Community Feedback - Questions/Thoughts for future updates to raiding
- Should we allow raids of 0 viewers? Currently this is allowed, but I’m open to thoughts on this.
- Should we provide a way to moderate a group of raiders as a whole? Right now you’d have to moderate them individually.
- Should we provide a “Allow list” where only channels on that list are able to raid your channel?
- Should we provide a way to limit the incoming raid size? If a channel attempts to raid your channel with a larger number of viewers then a specified amount they would be unable to continue.

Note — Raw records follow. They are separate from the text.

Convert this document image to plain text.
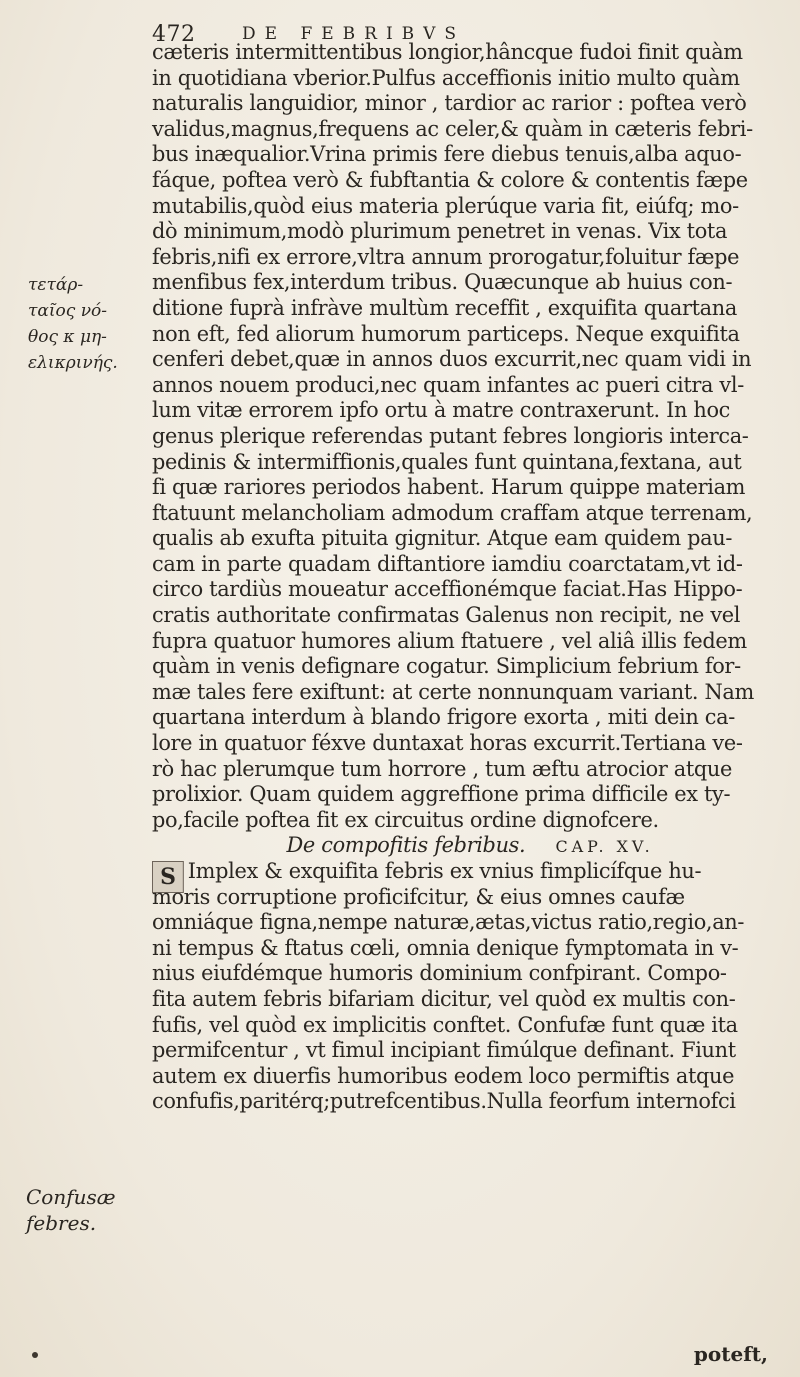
472	DE FEBRIBVS
τετάρ-
ταῖος νό-
θος κ μη-
ελικρινής.
cæteris intermittentibus longior,hâncque fudoi finit quàm
in quotidiana vberior.Pulfus acceffionis initio multo quàm
naturalis languidior, minor , tardior ac rarior : poftea verò
validus,magnus,frequens ac celer,& quàm in cæteris febri-
bus inæqualior.Vrina primis fere diebus tenuis,alba aquo-
fáque, poftea verò & fubftantia & colore & contentis fæpe
mutabilis,quòd eius materia plerúque varia fit, eiúfq; mo-
dò minimum,modò plurimum penetret in venas. Vix tota
febris,nifi ex errore,vltra annum prorogatur,foluitur fæpe
menfibus fex,interdum tribus. Quæcunque ab huius con-
ditione fuprà infràve multùm receffit , exquifita quartana
non eft, fed aliorum humorum particeps. Neque exquifita
cenferi debet,quæ in annos duos excurrit,nec quam vidi in
annos nouem produci,nec quam infantes ac pueri citra vl-
lum vitæ errorem ipfo ortu à matre contraxerunt. In hoc
genus plerique referendas putant febres longioris interca-
pedinis & intermiffionis,quales funt quintana,fextana, aut
fi quæ rariores periodos habent. Harum quippe materiam
ftatuunt melancholiam admodum craffam atque terrenam,
qualis ab exufta pituita gignitur. Atque eam quidem pau-
cam in parte quadam diftantiore iamdiu coarctatam,vt id-
circo tardiùs moueatur acceffionémque faciat.Has Hippo-
cratis authoritate confirmatas Galenus non recipit, ne vel
fupra quatuor humores alium ftatuere , vel aliâ illis fedem
quàm in venis defignare cogatur. Simplicium febrium for-
mæ tales fere exiftunt: at certe nonnunquam variant. Nam
quartana interdum à blando frigore exorta , miti dein ca-
lore in quatuor féxve duntaxat horas excurrit.Tertiana ve-
rò hac plerumque tum horrore , tum æftu atrocior atque
prolixior. Quam quidem aggreffione prima difficile ex ty-
po,facile poftea fit ex circuitus ordine dignofcere.
De compofitis febribus. CAP. XV.
S Implex & exquifita febris ex vnius fimplicífque hu-
moris corruptione proficifcitur, & eius omnes caufæ
omniáque figna,nempe naturæ,ætas,victus ratio,regio,an-
ni tempus & ftatus cœli, omnia denique fymptomata in v-
nius eiufdémque humoris dominium confpirant. Compo-
fita autem febris bifariam dicitur, vel quòd ex multis con-
fufis, vel quòd ex implicitis conftet. Confufæ funt quæ ita
permifcentur , vt fimul incipiant fimúlque definant. Fiunt
autem ex diuerfis humoribus eodem loco permiftis atque
confufis,paritérq;putrefcentibus.Nulla feorfum internofci
Confusæ
febres.
poteft,
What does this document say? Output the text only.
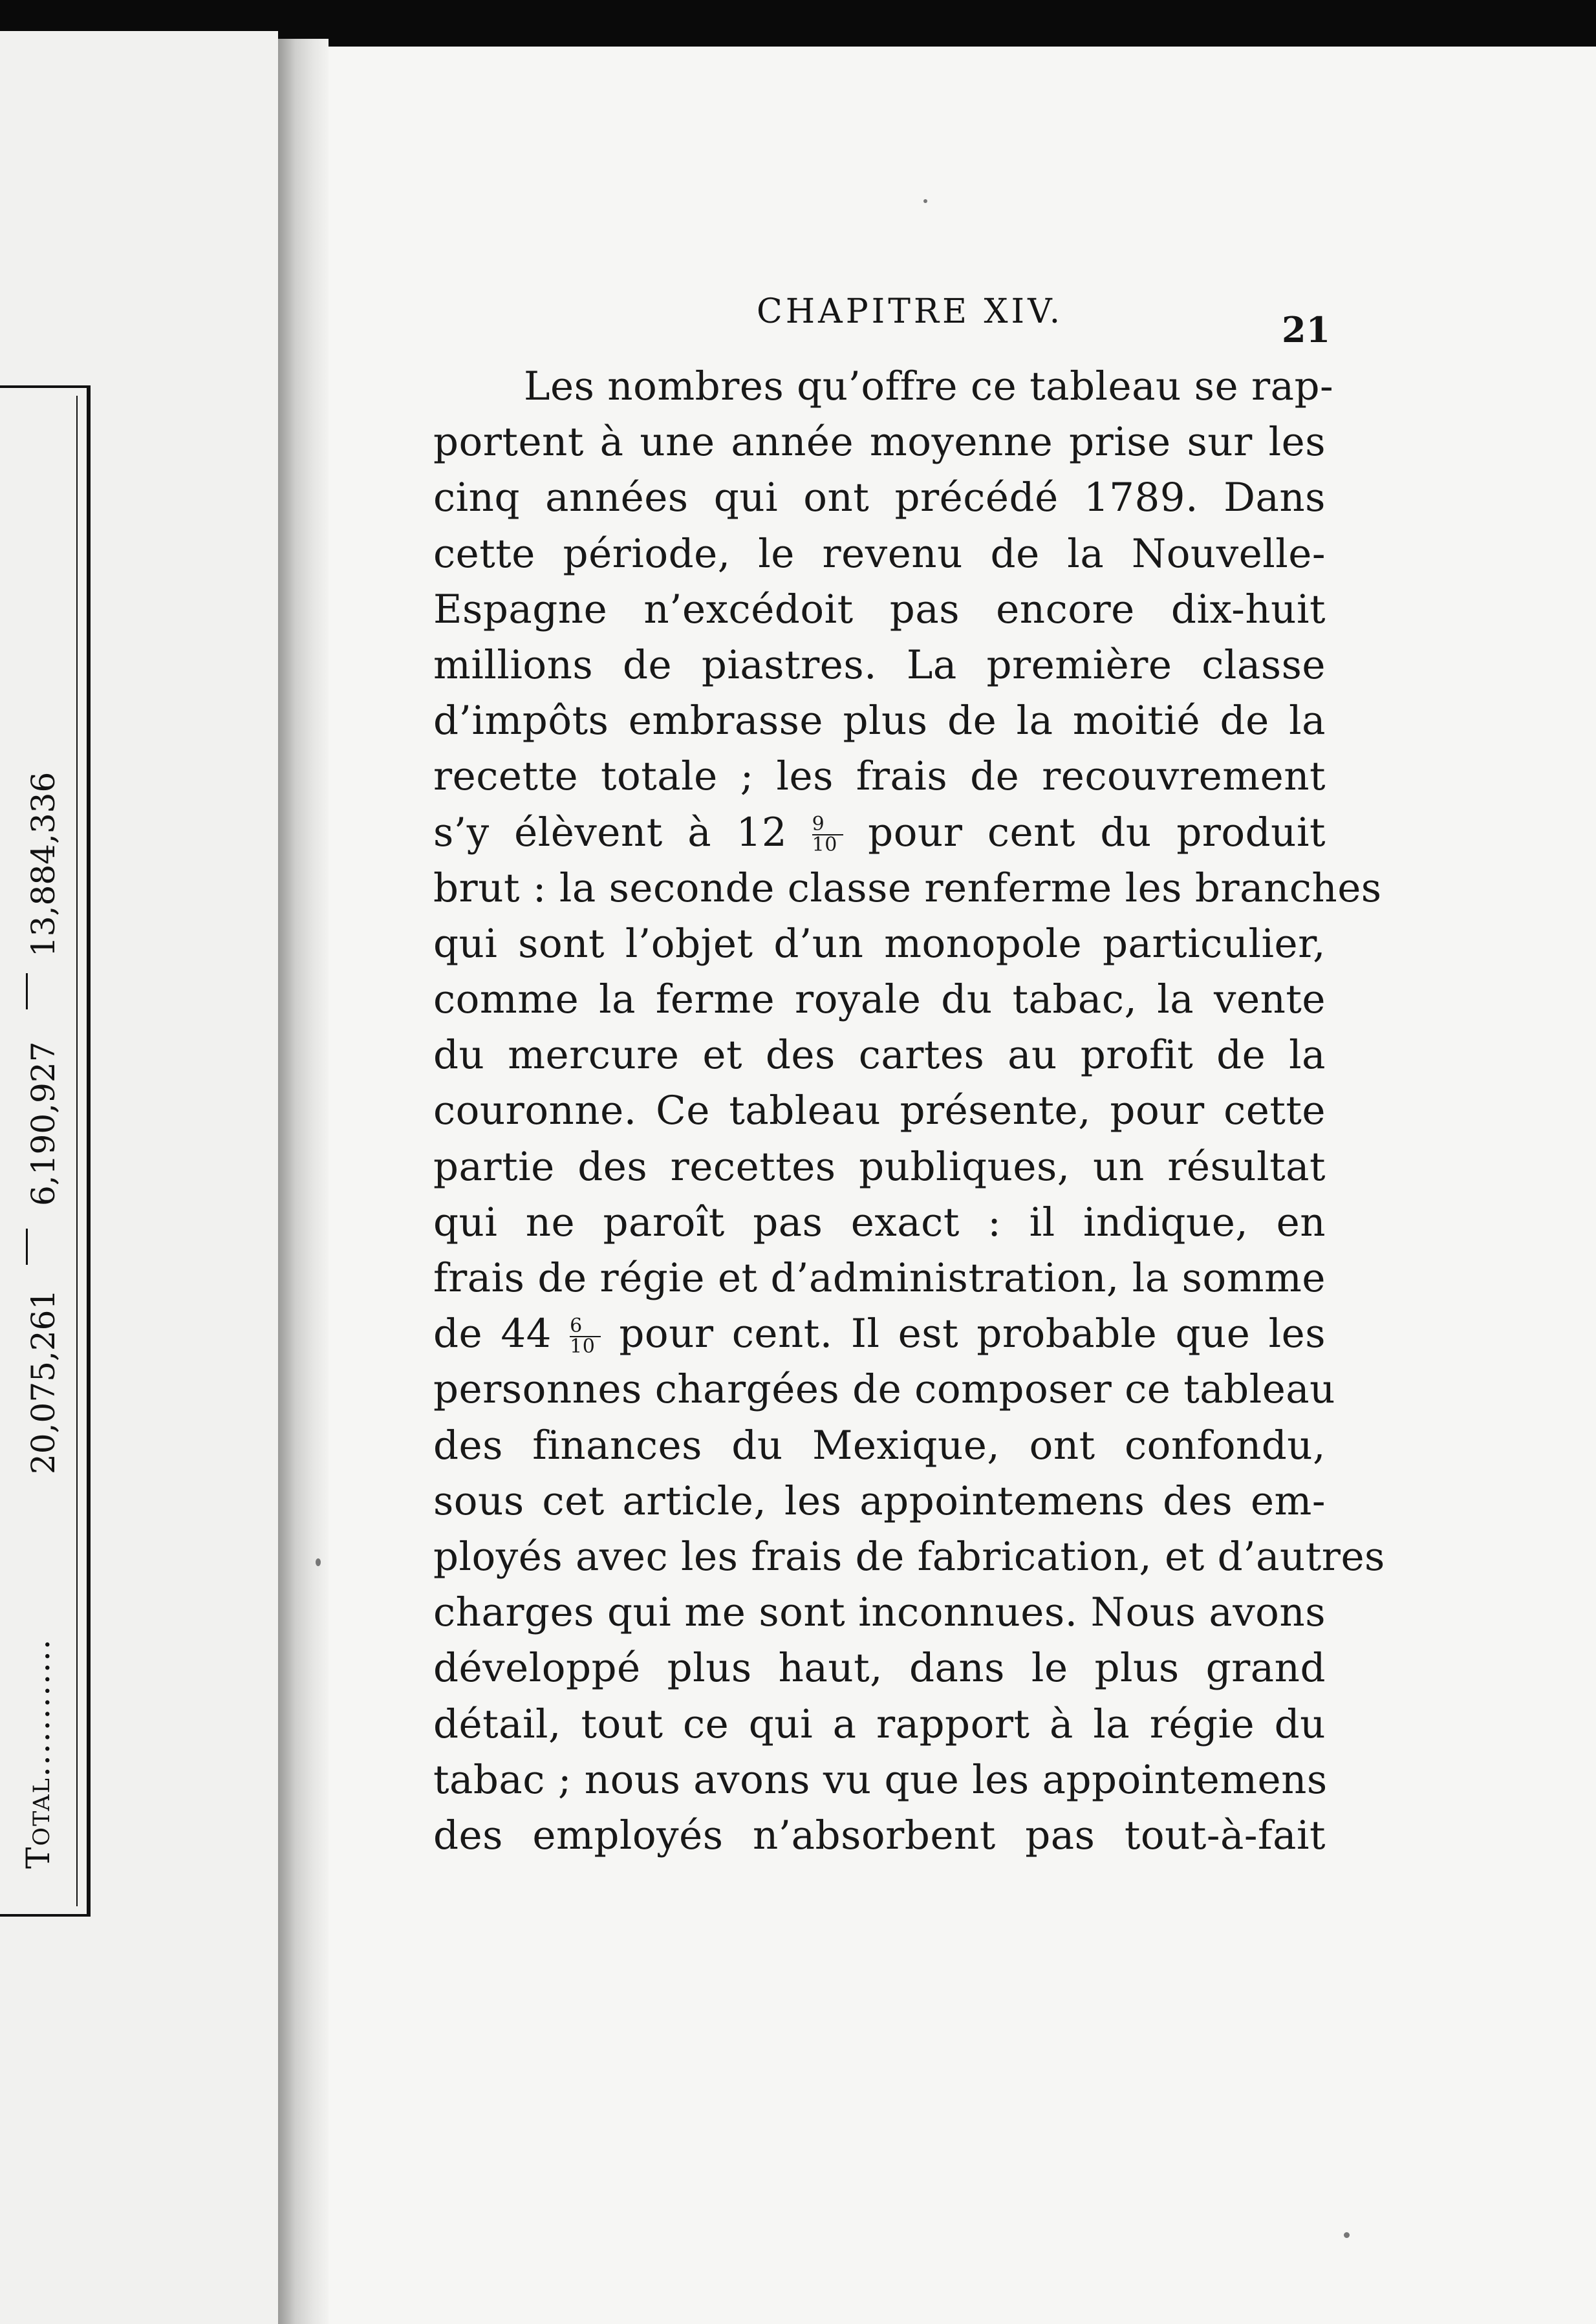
Total............
20,075,261
6,190,927
13,884,336
CHAPITRE XIV.	21
Les nombres qu’offre ce tableau se rap-
portent à une année moyenne prise sur les
cinq années qui ont précédé 1789. Dans
cette période, le revenu de la Nouvelle-
Espagne n’excédoit pas encore dix-huit
millions de piastres. La première classe
d’impôts embrasse plus de la moitié de la
recette totale ; les frais de recouvrement
s’y élèvent à $12 \frac{9}{10}$ pour cent du produit
brut : la seconde classe renferme les branches
qui sont l’objet d’un monopole particulier,
comme la ferme royale du tabac, la vente
du mercure et des cartes au profit de la
couronne. Ce tableau présente, pour cette
partie des recettes publiques, un résultat
qui ne paroît pas exact : il indique, en
frais de régie et d’administration, la somme
de $44 \frac{6}{10}$ pour cent. Il est probable que les
personnes chargées de composer ce tableau
des finances du Mexique, ont confondu,
sous cet article, les appointemens des em-
ployés avec les frais de fabrication, et d’autres
charges qui me sont inconnues. Nous avons
développé plus haut, dans le plus grand
détail, tout ce qui a rapport à la régie du
tabac ; nous avons vu que les appointemens
des employés n’absorbent pas tout-à-fait
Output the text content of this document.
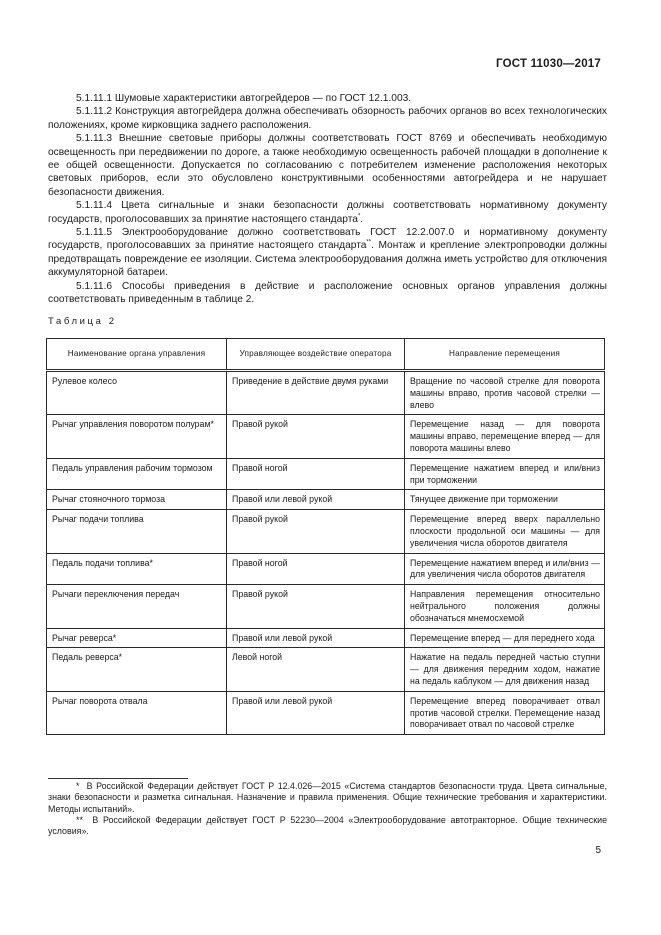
ГОСТ 11030—2017

5.1.11.1 Шумовые характеристики автогрейдеров — по ГОСТ 12.1.003.

5.1.11.2 Конструкция автогрейдера должна обеспечивать обзорность рабочих органов во всех технологических положениях, кроме кирковщика заднего расположения.

5.1.11.3 Внешние световые приборы должны соответствовать ГОСТ 8769 и обеспечивать необходимую освещенность при передвижении по дороге, а также необходимую освещенность рабочей площадки в дополнение к ее общей освещенности. Допускается по согласованию с потребителем изменение расположения некоторых световых приборов, если это обусловлено конструктивными особенностями автогрейдера и не нарушает безопасности движения.

5.1.11.4 Цвета сигнальные и знаки безопасности должны соответствовать нормативному документу государств, проголосовавших за принятие настоящего стандарта*.

5.1.11.5 Электрооборудование должно соответствовать ГОСТ 12.2.007.0 и нормативному документу государств, проголосовавших за принятие настоящего стандарта**. Монтаж и крепление электропроводки должны предотвращать повреждение ее изоляции. Система электрооборудования должна иметь устройство для отключения аккумуляторной батареи.

5.1.11.6 Способы приведения в действие и расположение основных органов управления должны соответствовать приведенным в таблице 2.

Таблица 2
Наименование органа управления	Управляющее воздействие оператора	Направление перемещения
Рулевое колесо	Приведение в действие двумя руками	Вращение по часовой стрелке для поворота машины вправо, против часовой стрелки — влево
Рычаг управления поворотом полурам*	Правой рукой	Перемещение назад — для поворота машины вправо, перемещение вперед — для поворота машины влево
Педаль управления рабочим тормозом	Правой ногой	Перемещение нажатием вперед и или/вниз при торможении
Рычаг стояночного тормоза	Правой или левой рукой	Тянущее движение при торможении
Рычаг подачи топлива	Правой рукой	Перемещение вперед вверх параллельно плоскости продольной оси машины — для увеличения числа оборотов двигателя
Педаль подачи топлива*	Правой ногой	Перемещение нажатием вперед и или/вниз — для увеличения числа оборотов двигателя
Рычаги переключения передач	Правой рукой	Направления перемещения относительно нейтрального положения должны обозначаться мнемосхемой
Рычаг реверса*	Правой или левой рукой	Перемещение вперед — для переднего хода
Педаль реверса*	Левой ногой	Нажатие на педаль передней частью ступни — для движения передним ходом, нажатие на педаль каблуком — для движения назад
Рычаг поворота отвала	Правой или левой рукой	Перемещение вперед поворачивает отвал против часовой стрелки. Перемещение назад поворачивает отвал по часовой стрелке

* В Российской Федерации действует ГОСТ Р 12.4.026—2015 «Система стандартов безопасности труда. Цвета сигнальные, знаки безопасности и разметка сигнальная. Назначение и правила применения. Общие технические требования и характеристики. Методы испытаний».

** В Российской Федерации действует ГОСТ Р 52230—2004 «Электрооборудование автотракторное. Общие технические условия».

5
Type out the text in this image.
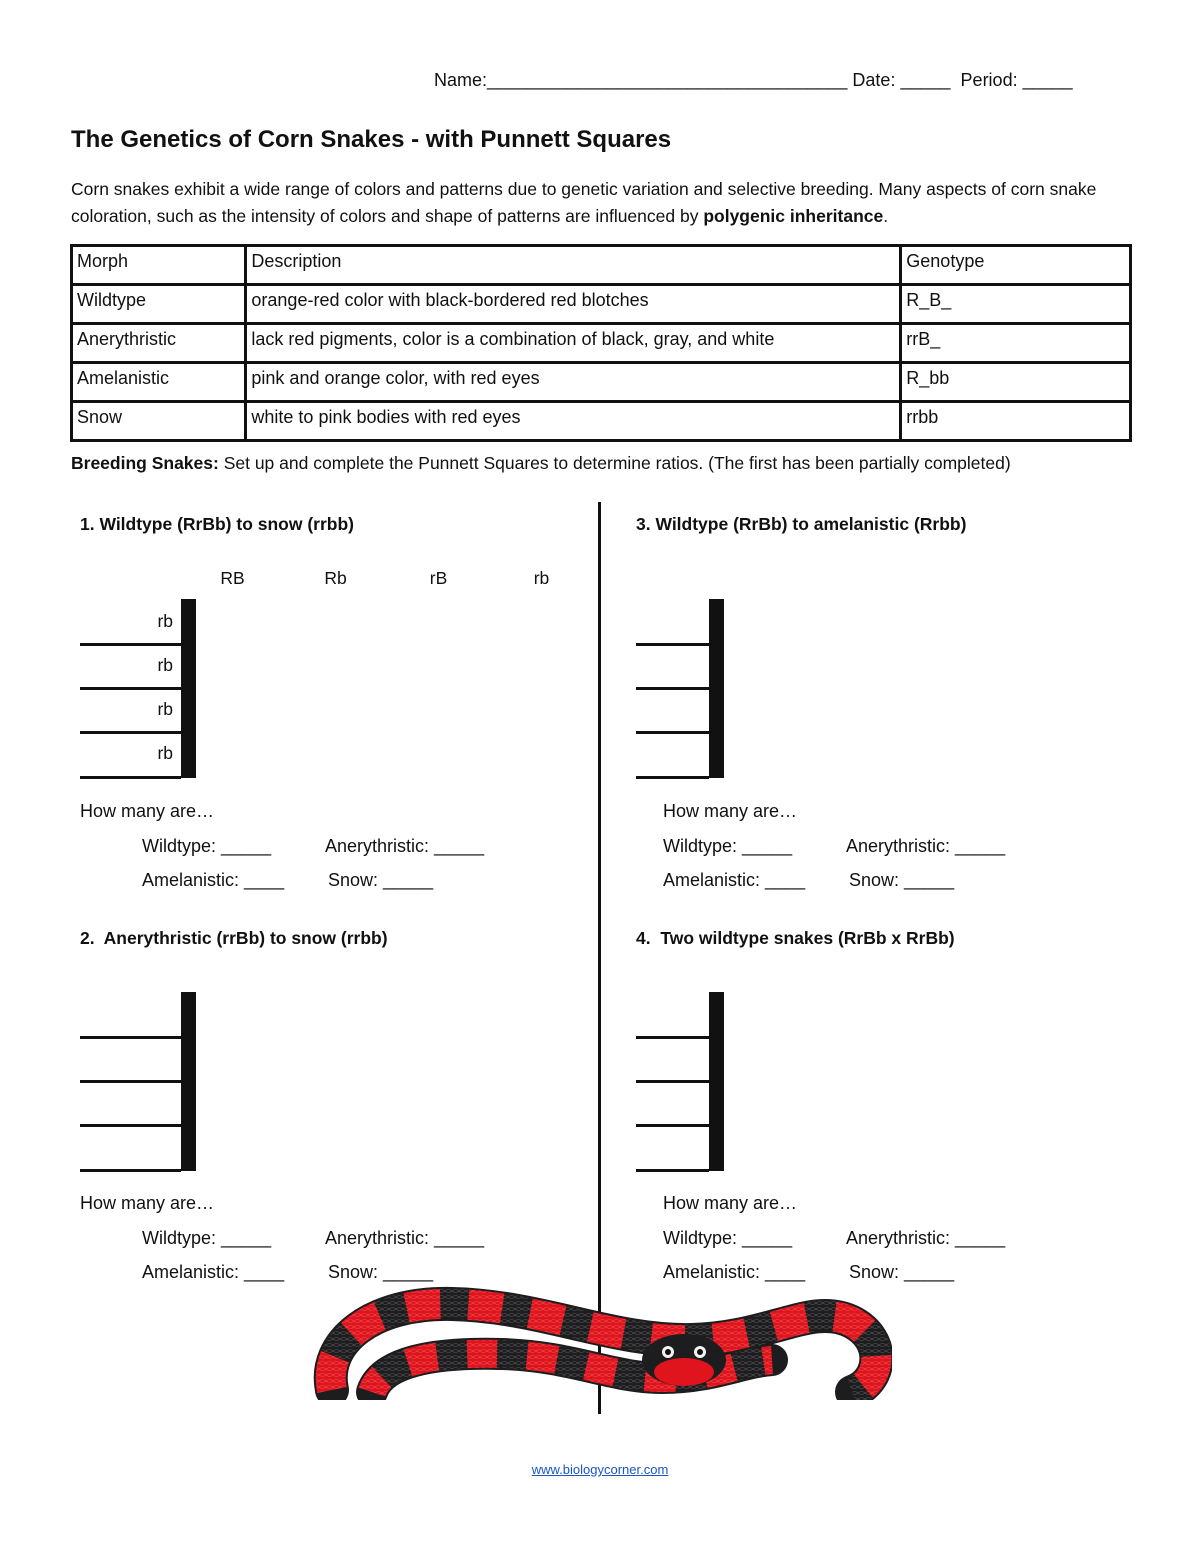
Name:____________________________________ Date: _____ Period: _____
The Genetics of Corn Snakes - with Punnett Squares
Corn snakes exhibit a wide range of colors and patterns due to genetic variation and selective breeding. Many aspects of corn snake coloration, such as the intensity of colors and shape of patterns are influenced by polygenic inheritance.
Morph	Description	Genotype
Wildtype	orange-red color with black-bordered red blotches	R_B_
Anerythristic	lack red pigments, color is a combination of black, gray, and white	rrB_
Amelanistic	pink and orange color, with red eyes	R_bb
Snow	white to pink bodies with red eyes	rrbb
Breeding Snakes: Set up and complete the Punnett Squares to determine ratios. (The first has been partially completed)
1. Wildtype (RrBb) to snow (rrbb)
2.  Anerythristic (rrBb) to snow (rrbb)
3. Wildtype (RrBb) to amelanistic (Rrbb)
4.  Two wildtype snakes (RrBb x RrBb)
RB	Rb	rB	rb

rb
rb
rb
rb

How many are…
Wildtype: _____	Anerythristic: _____
Amelanistic: ____ Snow: _____
How many are…
Wildtype: _____	Anerythristic: _____
Amelanistic: ____ Snow: _____
How many are…
Wildtype: _____	Anerythristic: _____
Amelanistic: ____ Snow: _____
How many are…
Wildtype: _____	Anerythristic: _____
Amelanistic: ____ Snow: _____
www.biologycorner.com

- Should we allow the target of a raid to stop an incoming raid via a prompt?
- Should we provide a way to temporarily turn off raids for a set amount of time (ie. you are about to end your stream in a few minutes and would prefer not to be raided)?
- Should we allow third party bots/tools to initiate raids via our API? If so, should we put additional restrictions on API launched raids? (ie. the raiding streamer must have streamed for 10 hours total on the platform)
- Should we track the number of new followers to your channel that came in via a raid? Are there other statistics that we should attempt to track?
As always, any other thoughts/questions/suggestions/concerns are welcome!